Suppose each of 100 professors in a large mathematics department picks at random one of 200 courses. What is the probability that at least two professors pick the same course?
The answer given in 1 - 6.6 x 10^-14. I'm pretty sure you can get this answer by 1-(200!/100! * 1/(200 ^ 100)), but I'm having trouble understanding the basic concepts behind getting the answer.
I don't fully understand why the total possible outcomes would be 200^100 instead of 100^200, if not all courses could possibly be picked by at least one of the professors.
And finally, I don't understand how 200!/100! would be the possible outcomes of no courses being chosen by at least two professors.
Please illuminate me!

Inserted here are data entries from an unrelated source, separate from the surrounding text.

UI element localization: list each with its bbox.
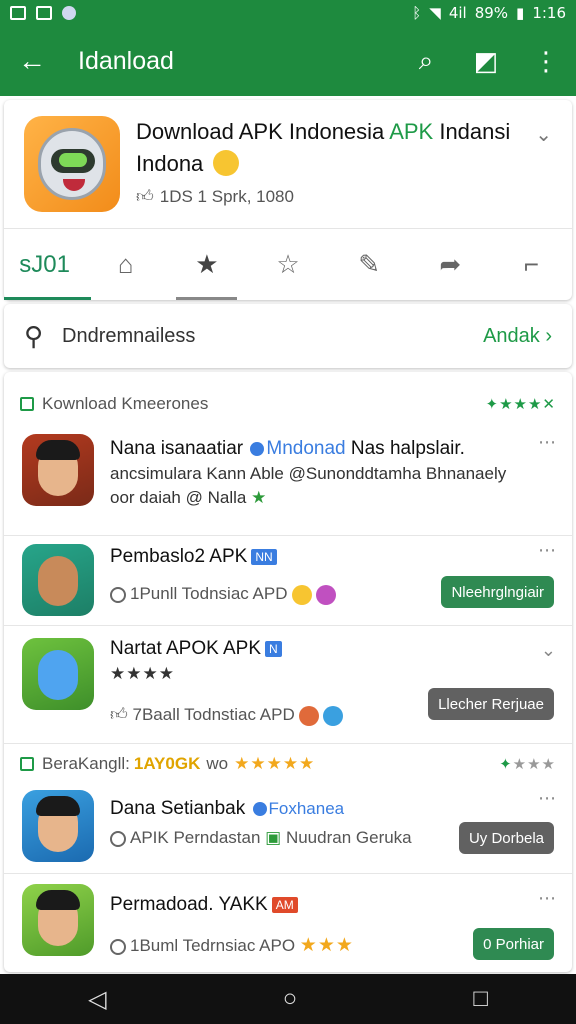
rating-stars-icon: ★★★★ [110, 664, 175, 683]
tab-home-icon[interactable]: ⌂ [85, 229, 166, 300]
install-button[interactable]: 0 Porhiar [473, 928, 554, 960]
section-checkbox-icon [20, 757, 34, 771]
clock-icon [110, 938, 126, 955]
tab-share-icon[interactable]: ➦ [410, 229, 491, 300]
verified-icon [252, 801, 267, 816]
chevron-down-icon[interactable]: ⌄ [541, 640, 556, 661]
section-header: BeraKangll: 1AY0GK wo ★★★★★ ✦★★★ [4, 744, 572, 784]
clock-icon [110, 830, 126, 847]
clock-icon [110, 586, 126, 603]
search-card: ⚲ Dndremnailess Andak › [4, 304, 572, 368]
app-name: Download APK Indonesia APK Indansi Indon… [136, 119, 511, 177]
search-query[interactable]: Dndremnailess [62, 325, 483, 348]
rating-stars-icon: ✦★★★✕ [485, 396, 556, 413]
more-horiz-icon[interactable]: ⋯ [538, 788, 556, 809]
thumbs-up-icon: 👍︎ [136, 187, 154, 206]
tab-star-filled-icon[interactable]: ★ [166, 229, 247, 300]
app-list-card: Kownload Kmeerones ✦★★★✕ Nana isanaatiar… [4, 372, 572, 972]
clock: 1:16 [532, 4, 566, 22]
more-vert-icon[interactable]: ⋮ [516, 46, 576, 77]
wifi-icon: ◥ [429, 4, 441, 22]
tab-pen-icon[interactable]: ✎ [329, 229, 410, 300]
app-bar: ← Idanload ⌕ ◩ ⋮ [0, 26, 576, 96]
action-button[interactable]: Llecher Rerjuae [428, 688, 554, 720]
list-item[interactable]: Permadoad. YAKK AM 1Buml Tedrnsiac APO ★★… [4, 874, 572, 972]
list-item[interactable]: Nana isanaatiar Mndonad Nas halpslair. a… [4, 428, 572, 536]
section-checkbox-icon [20, 397, 34, 411]
avatar [22, 790, 94, 862]
install-button[interactable]: Nleehrglngiair [441, 576, 554, 608]
more-horiz-icon[interactable]: ⋯ [538, 540, 556, 561]
bluetooth-icon: ᛒ [412, 4, 422, 22]
thumbs-up-icon: 👍︎ [110, 705, 128, 724]
app-notification-icon [36, 6, 52, 20]
gallery-notification-icon [10, 6, 26, 20]
recents-square-icon[interactable]: □ [473, 985, 488, 1013]
list-item[interactable]: Nartat APOK APK N ★★★★ 👍︎ 7Baall Todnstia… [4, 626, 572, 744]
action-button[interactable]: Uy Dorbela [458, 822, 554, 854]
messenger-notification-icon [62, 6, 76, 20]
more-horiz-icon[interactable]: ⋯ [538, 888, 556, 909]
check-icon: ▣ [265, 828, 282, 847]
search-icon[interactable]: ⚲ [24, 321, 62, 352]
tab-comment-icon[interactable]: ⌐ [491, 229, 572, 300]
edit-icon[interactable]: ◩ [456, 46, 516, 77]
avatar [22, 884, 94, 956]
signal-text: 4il [448, 4, 467, 22]
tab-star-outline-icon[interactable]: ☆ [247, 229, 328, 300]
home-circle-icon[interactable]: ○ [283, 985, 298, 1013]
status-bar: ᛒ ◥ 4il 89% ▮ 1:16 [0, 0, 576, 26]
app-icon-robot[interactable] [24, 116, 120, 212]
tab-bar: sJ01 ⌂ ★ ☆ ✎ ➦ ⌐ [4, 228, 572, 300]
avatar [22, 434, 94, 506]
rating-stars-icon: ✦★★★ [499, 756, 556, 773]
avatar [22, 544, 94, 616]
tab-overview[interactable]: sJ01 [4, 229, 92, 300]
more-horiz-icon[interactable]: ⋯ [538, 432, 556, 453]
section-header: Kownload Kmeerones ✦★★★✕ [4, 384, 572, 424]
back-arrow-icon[interactable]: ← [0, 45, 64, 77]
list-item[interactable]: Pembaslo2 APK NN 1Punll Todnsiac APD ⋯ Nl… [4, 536, 572, 626]
star-icon: ★ [251, 488, 267, 507]
app-meta: 👍︎ 1DS 1 Sprk, 1080 [136, 186, 294, 207]
list-item[interactable]: Dana Setianbak Foxhanea APIK Perndastan … [4, 784, 572, 874]
battery-icon: ▮ [516, 4, 525, 22]
search-action-link[interactable]: Andak › [483, 325, 552, 348]
rating-stars-icon: ★★★ [299, 935, 354, 956]
avatar [22, 638, 94, 710]
app-header-card: Download APK Indonesia APK Indansi Indon… [4, 100, 572, 300]
system-nav-bar: ◁ ○ □ [0, 974, 576, 1024]
search-icon[interactable]: ⌕ [396, 45, 456, 77]
back-triangle-icon[interactable]: ◁ [88, 985, 106, 1014]
app-bar-title: Idanload [78, 46, 174, 75]
chevron-down-icon[interactable]: ⌄ [535, 122, 552, 147]
smiley-emoji-icon [213, 150, 240, 177]
rating-stars-icon: ★★★★★ [234, 754, 316, 773]
battery-text: 89% [474, 4, 509, 22]
verified-icon [250, 441, 265, 456]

I'm clearly missing a link.
The total number of ways in which you can assign courses to the professors is $200^{100}$.
The first professor can get any of the 200 courses (200 ways), same for the second (200 ways) and so on. The total number of ways this can happen is thus:
$200 * 200 * 200 ... * 200 (100 times) = 200 ^ {100}$.
Now we want cases where they pick unique courses.

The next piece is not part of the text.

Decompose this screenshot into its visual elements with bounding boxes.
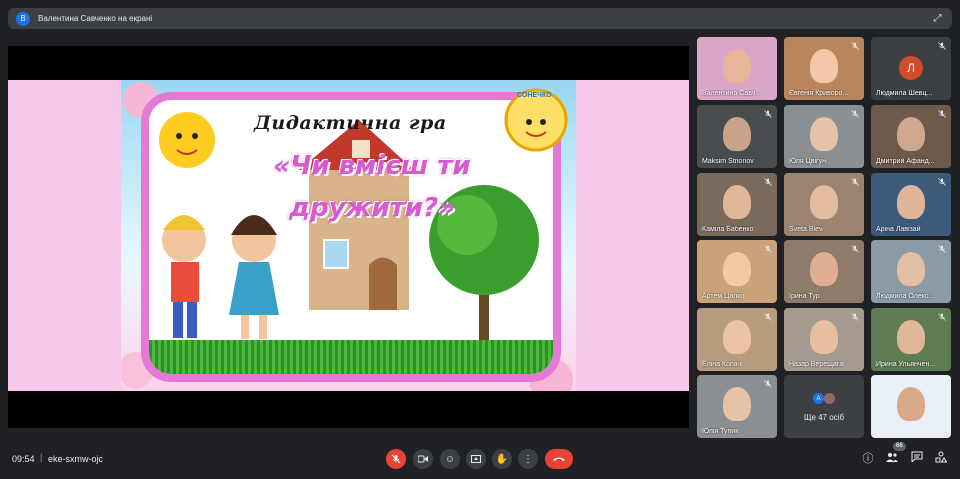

This would be $P(200, 100)$.
Which is nothing but 200 * 199 * ... * 101.
Think about this in this way: you make 200 chits with one course code on each chit, go to Prof. 1, he picks a chit (200 ways), the next Prof. picks a chit (199 ways) and so on.
In the earlier case, each Prof. picks a chit and puts it back in the basket.
P(unique assignment) = $\frac{P(200, 100)}{200^{100}}$.
Thus, required probability = 1 - P(unique assignment)